ワカサギの卵、出荷終了 諏訪湖漁協

LINEで送る
Pocket

諏訪湖漁業協同組合はワカサギの採卵事業で今年の卵の出荷を終えた。例年だと4月下旬に親魚の産卵のため遡上がピークを迎えるが、今季は「主群の遡上がなかなか見られず、今後も回復の見通しがないと判断せざるを得ない」としている。4月25日現在の採卵量は3億2000万粒で、前年同期の11億粒と比べ、大きく減っている。今後の採卵分はすべて自湖放流分とし、諏訪湖の水産資源の維持を目指す。

諏訪湖漁協によると、今季は6億4000万粒を受注したが、出荷できたのは6分の1程度の1億1000万粒にとどまった。昨季は14億粒を採卵し、7億粒を出荷した。

採卵は3月上旬から開始し、中旬から受注先に対し、注文量の半分を発送する形で開始した。昨秋のワカサギは生育が良く、魚体が大きい特徴があった。昨年12月の資源量は1000万尾と推定されていた。
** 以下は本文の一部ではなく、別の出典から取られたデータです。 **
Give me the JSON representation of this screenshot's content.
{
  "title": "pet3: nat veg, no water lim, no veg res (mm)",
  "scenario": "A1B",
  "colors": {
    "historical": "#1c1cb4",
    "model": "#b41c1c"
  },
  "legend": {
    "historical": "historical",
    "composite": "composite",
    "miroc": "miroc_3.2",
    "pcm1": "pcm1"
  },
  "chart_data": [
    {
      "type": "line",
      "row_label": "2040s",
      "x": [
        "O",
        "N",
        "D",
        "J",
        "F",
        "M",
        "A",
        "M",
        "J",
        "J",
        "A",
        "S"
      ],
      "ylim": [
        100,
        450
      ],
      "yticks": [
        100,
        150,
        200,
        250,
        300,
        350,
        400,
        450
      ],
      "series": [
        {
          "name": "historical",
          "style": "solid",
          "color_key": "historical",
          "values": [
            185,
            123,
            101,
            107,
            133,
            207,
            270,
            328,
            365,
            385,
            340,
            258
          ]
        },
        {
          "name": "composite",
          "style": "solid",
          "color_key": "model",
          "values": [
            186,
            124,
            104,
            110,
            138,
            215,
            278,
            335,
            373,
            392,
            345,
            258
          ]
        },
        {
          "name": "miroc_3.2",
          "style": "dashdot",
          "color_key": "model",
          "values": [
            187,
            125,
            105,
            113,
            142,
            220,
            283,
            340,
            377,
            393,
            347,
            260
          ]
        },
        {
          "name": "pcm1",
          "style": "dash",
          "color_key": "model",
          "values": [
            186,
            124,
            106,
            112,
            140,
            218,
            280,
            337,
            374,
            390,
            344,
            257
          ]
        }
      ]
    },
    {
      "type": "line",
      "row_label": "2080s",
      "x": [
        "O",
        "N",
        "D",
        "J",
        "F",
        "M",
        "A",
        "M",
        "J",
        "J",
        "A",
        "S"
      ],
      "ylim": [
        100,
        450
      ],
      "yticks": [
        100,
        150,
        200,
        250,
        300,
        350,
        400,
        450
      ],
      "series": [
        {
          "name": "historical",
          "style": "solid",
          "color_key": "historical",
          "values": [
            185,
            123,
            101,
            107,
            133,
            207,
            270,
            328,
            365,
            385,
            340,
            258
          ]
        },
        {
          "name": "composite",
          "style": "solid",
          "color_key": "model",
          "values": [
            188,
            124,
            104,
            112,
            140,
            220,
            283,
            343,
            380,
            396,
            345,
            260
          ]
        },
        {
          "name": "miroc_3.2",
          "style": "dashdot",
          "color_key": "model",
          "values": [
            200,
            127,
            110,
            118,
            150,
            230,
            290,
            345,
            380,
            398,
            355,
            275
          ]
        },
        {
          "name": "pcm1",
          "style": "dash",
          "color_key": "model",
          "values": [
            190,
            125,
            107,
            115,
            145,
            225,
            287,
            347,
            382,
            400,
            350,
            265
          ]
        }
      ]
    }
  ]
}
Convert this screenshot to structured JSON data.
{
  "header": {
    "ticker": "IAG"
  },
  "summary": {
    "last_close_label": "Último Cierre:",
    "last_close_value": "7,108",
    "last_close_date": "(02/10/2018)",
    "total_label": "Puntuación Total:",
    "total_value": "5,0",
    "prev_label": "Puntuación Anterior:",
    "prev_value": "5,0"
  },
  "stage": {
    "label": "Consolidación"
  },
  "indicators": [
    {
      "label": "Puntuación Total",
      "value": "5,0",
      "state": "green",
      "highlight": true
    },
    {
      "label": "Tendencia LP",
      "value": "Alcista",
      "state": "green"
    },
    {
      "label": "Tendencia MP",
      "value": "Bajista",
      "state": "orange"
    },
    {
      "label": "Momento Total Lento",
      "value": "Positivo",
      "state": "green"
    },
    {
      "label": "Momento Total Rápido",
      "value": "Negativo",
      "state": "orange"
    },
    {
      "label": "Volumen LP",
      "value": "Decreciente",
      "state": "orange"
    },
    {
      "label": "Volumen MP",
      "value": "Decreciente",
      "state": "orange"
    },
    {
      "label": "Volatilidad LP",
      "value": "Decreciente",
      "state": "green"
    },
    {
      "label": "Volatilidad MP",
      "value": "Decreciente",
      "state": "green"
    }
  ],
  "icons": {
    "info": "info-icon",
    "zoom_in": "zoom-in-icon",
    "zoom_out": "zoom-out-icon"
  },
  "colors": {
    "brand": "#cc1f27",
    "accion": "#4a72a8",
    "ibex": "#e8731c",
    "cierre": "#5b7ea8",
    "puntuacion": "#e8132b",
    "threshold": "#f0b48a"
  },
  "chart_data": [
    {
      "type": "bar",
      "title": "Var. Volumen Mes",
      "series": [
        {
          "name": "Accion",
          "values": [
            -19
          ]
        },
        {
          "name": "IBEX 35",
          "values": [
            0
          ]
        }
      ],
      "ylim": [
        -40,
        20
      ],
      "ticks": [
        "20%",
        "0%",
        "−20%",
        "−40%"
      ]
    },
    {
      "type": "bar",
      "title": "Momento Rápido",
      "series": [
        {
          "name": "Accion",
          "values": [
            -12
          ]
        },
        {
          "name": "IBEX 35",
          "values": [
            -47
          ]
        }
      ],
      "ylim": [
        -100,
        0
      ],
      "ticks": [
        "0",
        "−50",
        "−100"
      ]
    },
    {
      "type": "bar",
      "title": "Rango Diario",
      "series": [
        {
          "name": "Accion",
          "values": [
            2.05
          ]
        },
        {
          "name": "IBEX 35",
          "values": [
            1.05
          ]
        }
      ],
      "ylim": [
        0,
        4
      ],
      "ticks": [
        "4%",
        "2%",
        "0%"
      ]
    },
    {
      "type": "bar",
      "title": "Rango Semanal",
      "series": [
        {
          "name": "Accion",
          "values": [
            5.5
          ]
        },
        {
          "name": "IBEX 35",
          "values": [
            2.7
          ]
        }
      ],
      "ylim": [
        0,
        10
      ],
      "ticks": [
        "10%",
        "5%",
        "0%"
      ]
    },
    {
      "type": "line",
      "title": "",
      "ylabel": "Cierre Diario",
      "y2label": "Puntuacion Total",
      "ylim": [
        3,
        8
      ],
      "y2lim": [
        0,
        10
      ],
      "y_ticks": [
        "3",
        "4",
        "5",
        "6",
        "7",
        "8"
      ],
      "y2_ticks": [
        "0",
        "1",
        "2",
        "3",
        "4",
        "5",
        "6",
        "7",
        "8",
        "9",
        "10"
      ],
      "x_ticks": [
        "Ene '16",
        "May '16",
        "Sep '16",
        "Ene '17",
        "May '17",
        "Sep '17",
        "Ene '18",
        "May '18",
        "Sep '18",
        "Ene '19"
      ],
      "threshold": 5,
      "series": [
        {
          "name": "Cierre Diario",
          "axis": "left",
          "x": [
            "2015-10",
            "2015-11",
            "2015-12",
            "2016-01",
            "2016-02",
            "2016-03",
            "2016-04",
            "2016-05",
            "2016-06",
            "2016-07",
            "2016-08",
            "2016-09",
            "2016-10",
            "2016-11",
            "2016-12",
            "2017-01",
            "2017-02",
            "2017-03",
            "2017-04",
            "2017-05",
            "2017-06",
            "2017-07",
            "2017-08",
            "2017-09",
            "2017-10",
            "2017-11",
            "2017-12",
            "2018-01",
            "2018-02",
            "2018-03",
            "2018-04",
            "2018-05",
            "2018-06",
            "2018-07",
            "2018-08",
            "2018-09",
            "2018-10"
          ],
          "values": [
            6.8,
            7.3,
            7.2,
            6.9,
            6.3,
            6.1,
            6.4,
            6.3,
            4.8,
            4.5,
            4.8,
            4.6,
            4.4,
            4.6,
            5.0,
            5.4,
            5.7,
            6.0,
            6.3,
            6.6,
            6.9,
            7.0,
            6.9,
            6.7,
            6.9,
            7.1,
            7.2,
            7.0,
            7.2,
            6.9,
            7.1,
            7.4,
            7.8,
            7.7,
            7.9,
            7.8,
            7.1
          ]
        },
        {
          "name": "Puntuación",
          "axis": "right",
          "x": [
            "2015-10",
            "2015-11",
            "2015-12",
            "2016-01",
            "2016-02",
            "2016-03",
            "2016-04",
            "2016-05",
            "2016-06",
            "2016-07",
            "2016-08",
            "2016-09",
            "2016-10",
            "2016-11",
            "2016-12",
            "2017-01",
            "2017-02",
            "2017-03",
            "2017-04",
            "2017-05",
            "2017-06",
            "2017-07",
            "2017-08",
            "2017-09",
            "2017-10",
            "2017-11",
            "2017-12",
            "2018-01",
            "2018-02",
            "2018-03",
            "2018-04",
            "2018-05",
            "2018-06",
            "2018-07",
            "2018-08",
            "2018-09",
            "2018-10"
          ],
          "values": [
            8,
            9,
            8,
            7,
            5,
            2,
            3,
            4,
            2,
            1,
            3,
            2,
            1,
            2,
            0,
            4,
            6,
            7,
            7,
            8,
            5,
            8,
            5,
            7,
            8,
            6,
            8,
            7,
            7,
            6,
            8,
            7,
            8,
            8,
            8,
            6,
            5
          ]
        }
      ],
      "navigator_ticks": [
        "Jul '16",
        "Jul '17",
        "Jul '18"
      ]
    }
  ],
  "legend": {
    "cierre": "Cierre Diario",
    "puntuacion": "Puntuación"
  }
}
主群が遡上しない原因は現在検討中。今冬は記録的な暖冬で湖面が結氷せず、魚食性鳥類の影響を受け続けた。カワアイサは例年並みだったが、カワウは増加傾向。さらに これまで短期的に姿を見せるカンムリカイツブリが長期にわたって滞留し続けた。4月17日に茅野市の上川の粟沢橋上流の河川工事で濁水が発生し、河口まで水が濁った影響については「濁水の影響も拭い切れない」としている。